Il a été établi il y a une vingtaine d’années que le volume du néocortex chez chaque espèce est en rapport avec la taille des groupes sociaux qu’elle forme selon le ‘nombre de Dunbar’ (Robin Dunbar, University of Oxford, Oxford). On met ainsi en évidence le fait que les espèces solitaires sont dotées d’un cortex plus petit que celles vivant en groupes élargis. Les processus cognitifs et le rôle des hormones endorphines dans le maintien des relations sociales ont contribué à produire des différences distinctives dans les cerveaux des primates sociaux. Le soin apporté aux enfants représente un autre des facteurs exerçant probablement un effet dans l’évolution du cerveau social, en particulier par le moyen de l’implication dans cette activité d’autres individus du groupe en plus des parents, un phénomène qui pourrait bien avoir émergé chez nos ancêtres humains, dès le stade de l’Homo erectus, il y a environ 1,8 million d’années (Sarah Blaffer Hrdy, University of California, Davis). Ce comportement coopératif pourrait avoir suscité le développement de l’intelligence sociale de même que le langage, la moralité et la conscience. Il est intéressant de constater que les enfants âgés de moins d’un an présentent déjà la capacité de faire des évaluations sociales ce qui fait songer au sens moral observé chez les adultes, et ce alors que ces enfants sont dépourvus d’expérience (Kiley Hamlin, University of British Columbia, Vancouver). Cette aptitude dépend de leurs états mentaux et non pas de faits d’observation de sorte que cette capacité à faire des évaluations sociales ne repose pas sur une évaluation de la valeur absolue d’actes individuels mais sur celles de comportements dans un contexte déterminé. Tout ceci conduit à penser que le sens moral humain évolue à partir d’une capacité universelle d’évaluation sociale.

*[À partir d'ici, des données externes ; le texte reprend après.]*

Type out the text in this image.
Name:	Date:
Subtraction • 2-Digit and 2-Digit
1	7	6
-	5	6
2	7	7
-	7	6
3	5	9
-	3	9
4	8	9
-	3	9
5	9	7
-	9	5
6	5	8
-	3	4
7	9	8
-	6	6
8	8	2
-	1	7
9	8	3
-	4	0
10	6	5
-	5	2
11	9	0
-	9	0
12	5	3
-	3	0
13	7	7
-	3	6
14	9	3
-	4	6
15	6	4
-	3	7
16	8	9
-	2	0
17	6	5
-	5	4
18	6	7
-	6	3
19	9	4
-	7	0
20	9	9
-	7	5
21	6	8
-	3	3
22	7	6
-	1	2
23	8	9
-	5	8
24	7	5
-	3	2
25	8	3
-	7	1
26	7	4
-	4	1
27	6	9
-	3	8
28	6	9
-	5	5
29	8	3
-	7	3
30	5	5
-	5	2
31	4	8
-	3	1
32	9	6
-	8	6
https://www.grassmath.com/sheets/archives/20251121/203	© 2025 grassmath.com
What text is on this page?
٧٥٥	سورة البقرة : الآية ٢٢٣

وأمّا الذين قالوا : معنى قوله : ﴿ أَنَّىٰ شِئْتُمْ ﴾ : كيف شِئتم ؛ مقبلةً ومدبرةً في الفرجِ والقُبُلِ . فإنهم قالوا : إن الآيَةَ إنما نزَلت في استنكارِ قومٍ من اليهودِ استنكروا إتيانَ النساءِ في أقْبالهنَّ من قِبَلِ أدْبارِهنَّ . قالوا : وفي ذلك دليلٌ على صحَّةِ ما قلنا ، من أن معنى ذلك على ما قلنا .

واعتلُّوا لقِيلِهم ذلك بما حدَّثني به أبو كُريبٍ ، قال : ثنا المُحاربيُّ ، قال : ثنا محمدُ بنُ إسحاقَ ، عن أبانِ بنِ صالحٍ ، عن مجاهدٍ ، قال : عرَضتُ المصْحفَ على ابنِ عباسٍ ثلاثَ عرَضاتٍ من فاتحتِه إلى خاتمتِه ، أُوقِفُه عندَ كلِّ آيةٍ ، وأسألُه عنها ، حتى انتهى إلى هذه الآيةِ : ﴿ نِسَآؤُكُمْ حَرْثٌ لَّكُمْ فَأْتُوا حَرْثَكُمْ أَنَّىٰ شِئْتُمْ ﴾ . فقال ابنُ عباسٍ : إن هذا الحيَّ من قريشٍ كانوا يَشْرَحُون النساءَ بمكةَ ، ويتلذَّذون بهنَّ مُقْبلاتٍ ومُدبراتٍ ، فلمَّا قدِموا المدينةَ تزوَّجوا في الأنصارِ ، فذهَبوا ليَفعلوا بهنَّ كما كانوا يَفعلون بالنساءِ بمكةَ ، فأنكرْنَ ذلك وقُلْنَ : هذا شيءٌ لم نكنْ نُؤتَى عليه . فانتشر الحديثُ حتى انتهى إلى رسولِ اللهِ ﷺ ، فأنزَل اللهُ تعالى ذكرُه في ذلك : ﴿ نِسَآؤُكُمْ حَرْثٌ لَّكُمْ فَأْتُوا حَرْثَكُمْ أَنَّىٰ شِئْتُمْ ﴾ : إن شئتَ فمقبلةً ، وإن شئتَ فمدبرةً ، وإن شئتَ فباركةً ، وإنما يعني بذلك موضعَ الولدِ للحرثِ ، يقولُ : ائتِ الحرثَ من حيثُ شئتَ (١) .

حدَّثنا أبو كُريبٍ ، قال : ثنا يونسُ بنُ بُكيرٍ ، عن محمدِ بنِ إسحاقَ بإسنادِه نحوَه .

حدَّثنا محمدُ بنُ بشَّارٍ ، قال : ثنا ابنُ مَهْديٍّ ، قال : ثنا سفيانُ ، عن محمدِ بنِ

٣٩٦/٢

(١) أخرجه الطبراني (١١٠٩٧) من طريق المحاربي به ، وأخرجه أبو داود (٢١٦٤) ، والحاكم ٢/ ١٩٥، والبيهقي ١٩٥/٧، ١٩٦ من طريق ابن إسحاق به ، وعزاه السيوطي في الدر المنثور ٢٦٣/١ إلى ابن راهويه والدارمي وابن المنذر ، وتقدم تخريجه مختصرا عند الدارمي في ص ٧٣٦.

La communication est une des bases essentielles de la coopération au sein des groupes sociaux et constitue un excellent exemple de processus neural impossible à étudier chez les êtres solitaires – il est en effet nécessaire qu’il y ait un émetteur ainsi qu’un receveur (Jakob Bro-Jorgensen, University of Liverpool, Liverpool). L’existence de plusieurs canaux de signalisation permet au système nerveuxd’être plus efficace, bien que son coût soit élevé en termes de structure et d’énergie, mais il faudrait en savoir davantage à propos des circuits neuraux impliqués pour mieux comprendre comment une telle complexité a évolué. La combinaison à la fois de l’expression faciale et du langage corporel représente un très bon exemple de communication multicanal bien que l’aspect corporel dans sa totalité n’ait été que peu étudié jusqu’à maintenant. (Beatrice De Gelder, University of Tilburg,Tilburg, Pays-Bas). Une des questions qui se posent consiste à se demander si l’état émotionnel et l’information catégorico-spécifique sont tous deux signalés par le visage et le corps de la même façon et jusqu’à quel point ils sont déterminés par le contexte.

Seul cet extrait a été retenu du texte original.